You might consider writing and reading the file with *PACKAGE*
bound to (find-package "SQUEAKYNMAIL-TOKENS"). No sense forcing
that package to be found again (or, for that matter, the characters
SQUEAKYMAIL-TOKENS:: to be read) for every symbol.
Paul
David J Cooper Jr <·······@genworks.com> writes:
> I write the hash tables out as simply a file of pairs containing
> symbols and integers, e.g:
>
> ...
> (SQUEAKYMAIL-TOKENS::|Subject*CASE| . 1)
> (SQUEAKYMAIL-TOKENS::|Received*617166;| . 1)
> (SQUEAKYMAIL-TOKENS::|ticking!<br>| . 1)
> (SQUEAKYMAIL-TOKENS::|kicks| . 1)
> (SQUEAKYMAIL-TOKENS::|bills| . 26)
> (SQUEAKYMAIL-TOKENS::|Bills| . 8)
> ...
This may or may not solve your original problem, but why don't you
just use the compiler to deal with saving the hash table?
;; session one
(defvar *hash-table* (make-hash-table))
(setf (gethash 'squeakymail-tokens::|Subject*CASE| *hash-table*) 1)
(setf (gethash 'squeakymail-tokens::|Recieved*617166;| *hash-table*) 1)
(with-open-file (s "hashtable-reloader.lisp" :direction :output)
(write-string "(defparameter *hash-table* #.*hash-table*)" s))
(compile-file "hashtable-reloader.lisp")
;; session two, lisp restarted in the mean time
(load "hashtable-reloader.fasl") ;; or whatever file type
(gethash 'squeakymail-tokens::|Subject*CASE| *hash-table*)
=> 1
Extra points for dealing with packages properly.
Regards
Henrik
From: Tim Bradshaw
Subject: Re: reloading a boatload of symbols more quickly
Date:
Message-ID: <ey34r5z21cj.fsf@cley.com>
* David J Cooper, wrote:
> So my basic question is, is there a way to make all this reading of
> symbols go more quickly, by preparing the package ahead of time, or
> helping the reader along somehow?
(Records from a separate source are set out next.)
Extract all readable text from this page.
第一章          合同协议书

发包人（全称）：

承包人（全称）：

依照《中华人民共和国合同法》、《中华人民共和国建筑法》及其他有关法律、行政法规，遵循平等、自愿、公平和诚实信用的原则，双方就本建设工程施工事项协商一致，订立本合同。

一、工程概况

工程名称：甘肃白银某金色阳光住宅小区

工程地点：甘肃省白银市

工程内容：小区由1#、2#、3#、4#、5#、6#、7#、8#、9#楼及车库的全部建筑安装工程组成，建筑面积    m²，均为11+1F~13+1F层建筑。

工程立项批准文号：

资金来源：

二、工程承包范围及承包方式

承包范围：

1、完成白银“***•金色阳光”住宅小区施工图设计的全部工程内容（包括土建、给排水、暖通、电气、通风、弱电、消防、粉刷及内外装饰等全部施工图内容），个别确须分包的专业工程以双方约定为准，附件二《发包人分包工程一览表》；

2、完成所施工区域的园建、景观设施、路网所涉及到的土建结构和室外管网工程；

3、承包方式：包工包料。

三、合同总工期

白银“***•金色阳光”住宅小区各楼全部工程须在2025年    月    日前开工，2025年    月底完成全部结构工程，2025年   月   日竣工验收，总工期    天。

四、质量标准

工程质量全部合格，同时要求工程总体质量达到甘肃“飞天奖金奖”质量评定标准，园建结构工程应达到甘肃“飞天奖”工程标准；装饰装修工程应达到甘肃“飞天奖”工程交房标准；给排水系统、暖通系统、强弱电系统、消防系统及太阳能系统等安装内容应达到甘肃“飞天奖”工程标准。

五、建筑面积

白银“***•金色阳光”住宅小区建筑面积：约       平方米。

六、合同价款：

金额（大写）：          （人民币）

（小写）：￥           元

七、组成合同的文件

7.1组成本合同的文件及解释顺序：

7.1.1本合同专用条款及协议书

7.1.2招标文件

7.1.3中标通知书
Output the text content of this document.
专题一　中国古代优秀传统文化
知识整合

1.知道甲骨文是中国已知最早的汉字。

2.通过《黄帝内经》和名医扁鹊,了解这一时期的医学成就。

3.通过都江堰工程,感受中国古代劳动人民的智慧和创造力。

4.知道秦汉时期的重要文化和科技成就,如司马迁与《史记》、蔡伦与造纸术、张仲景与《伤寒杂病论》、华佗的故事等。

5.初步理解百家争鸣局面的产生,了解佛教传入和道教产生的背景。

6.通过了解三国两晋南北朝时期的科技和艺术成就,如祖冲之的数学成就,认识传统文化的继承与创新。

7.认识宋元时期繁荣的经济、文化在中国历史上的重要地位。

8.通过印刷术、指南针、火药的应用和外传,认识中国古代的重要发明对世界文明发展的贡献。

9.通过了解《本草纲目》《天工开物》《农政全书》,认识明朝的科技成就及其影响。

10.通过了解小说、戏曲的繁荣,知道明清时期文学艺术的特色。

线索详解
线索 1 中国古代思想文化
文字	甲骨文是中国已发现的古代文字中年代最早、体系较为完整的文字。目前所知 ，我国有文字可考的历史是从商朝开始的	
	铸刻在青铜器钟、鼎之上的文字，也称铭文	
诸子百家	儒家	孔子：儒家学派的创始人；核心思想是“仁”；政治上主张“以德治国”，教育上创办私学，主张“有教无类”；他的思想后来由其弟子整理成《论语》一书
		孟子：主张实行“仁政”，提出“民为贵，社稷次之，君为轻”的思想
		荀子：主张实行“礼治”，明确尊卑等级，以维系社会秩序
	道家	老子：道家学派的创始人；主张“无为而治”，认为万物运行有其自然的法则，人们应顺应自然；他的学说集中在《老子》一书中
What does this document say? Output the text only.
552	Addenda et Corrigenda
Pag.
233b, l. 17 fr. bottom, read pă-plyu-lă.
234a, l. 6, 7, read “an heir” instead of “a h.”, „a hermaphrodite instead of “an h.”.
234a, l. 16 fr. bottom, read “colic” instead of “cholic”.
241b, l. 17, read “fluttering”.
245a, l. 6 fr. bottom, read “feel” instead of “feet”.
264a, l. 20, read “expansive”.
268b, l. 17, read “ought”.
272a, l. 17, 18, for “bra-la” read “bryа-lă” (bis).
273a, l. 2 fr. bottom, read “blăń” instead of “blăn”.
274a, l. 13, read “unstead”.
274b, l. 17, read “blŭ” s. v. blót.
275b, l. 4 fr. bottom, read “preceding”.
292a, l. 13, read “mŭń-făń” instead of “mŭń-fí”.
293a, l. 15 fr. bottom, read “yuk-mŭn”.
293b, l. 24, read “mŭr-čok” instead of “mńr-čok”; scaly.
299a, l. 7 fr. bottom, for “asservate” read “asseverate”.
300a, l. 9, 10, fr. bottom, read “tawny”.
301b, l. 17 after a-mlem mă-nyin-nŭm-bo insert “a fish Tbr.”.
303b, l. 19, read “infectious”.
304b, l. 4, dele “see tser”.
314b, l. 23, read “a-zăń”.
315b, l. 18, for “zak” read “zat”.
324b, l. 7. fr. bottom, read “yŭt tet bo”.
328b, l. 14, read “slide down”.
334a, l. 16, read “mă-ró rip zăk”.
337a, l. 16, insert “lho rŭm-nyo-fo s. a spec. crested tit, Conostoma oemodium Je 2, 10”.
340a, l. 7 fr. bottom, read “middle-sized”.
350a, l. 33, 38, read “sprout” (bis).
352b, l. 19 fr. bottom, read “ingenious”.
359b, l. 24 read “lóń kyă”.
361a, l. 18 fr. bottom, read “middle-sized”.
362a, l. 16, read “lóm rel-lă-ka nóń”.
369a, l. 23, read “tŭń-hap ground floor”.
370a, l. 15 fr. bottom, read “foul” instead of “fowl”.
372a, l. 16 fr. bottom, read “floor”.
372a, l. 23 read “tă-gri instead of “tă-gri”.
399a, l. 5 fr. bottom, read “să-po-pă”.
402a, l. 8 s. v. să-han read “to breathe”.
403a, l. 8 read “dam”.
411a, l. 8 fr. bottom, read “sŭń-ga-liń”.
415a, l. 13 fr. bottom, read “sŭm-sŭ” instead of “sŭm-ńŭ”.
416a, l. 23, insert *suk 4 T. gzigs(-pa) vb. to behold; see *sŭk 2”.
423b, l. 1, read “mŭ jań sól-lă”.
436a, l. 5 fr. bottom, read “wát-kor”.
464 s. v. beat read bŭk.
I am already defining the package
> with a size, as in
One thing might be to write out a FASL file (or a source file which
you then compile). It may be that the interning process is faster
then.
...
> I suppose a higher-level question is, is this even an appropriate use
> of symbols and packages? According to Paul Graham's examples and the
> Henley example from ANSI_Common_Lisp, it would appear that it is
> appropriate.
...
And another thing might be not to do that. If you use strings and
intern them in an EQUAL hash table then you'll avoid the overhead
(both time and space) of interning them in a package - essentially
this is designing your own hopefully-lightweight package system. The
problem is that interning in an EQUAL hashtable might take much longer
than interning in an EQL one, so you may lose anyway.
Alternatives might include using some sort of string-tree (trie)
structure which you would have to implement. Done right these can ba
fast and compact I think (since all the prefixes are shared
structure).
--tim
From: Joe Marshall
Subject: Re: reloading a boatload of symbols more quickly
Date:
Message-ID: <isufqucz.fsf@ccs.neu.edu>
David J Cooper Jr <·······@genworks.com> writes:
> But periodically I have to save each (user-specific) token hash table
> to disk, so they can be reloaded, and the hash tables restored, when
> the filter process is rebooted. What appears to take most of the time
> in this reloading is not really the reading, and not the populating
> of the hash table itself, but re-interning the symbols into the token
> package (a special package I have set up to contain all the symbols
> being used as classification tokens).
Yet another option (the others mentioned seem good to me) might be to
dump the entire image periodically. Whether this is a good idea
depends on how often you dump the tables, how often you need to reload
and the pain associated with reloading.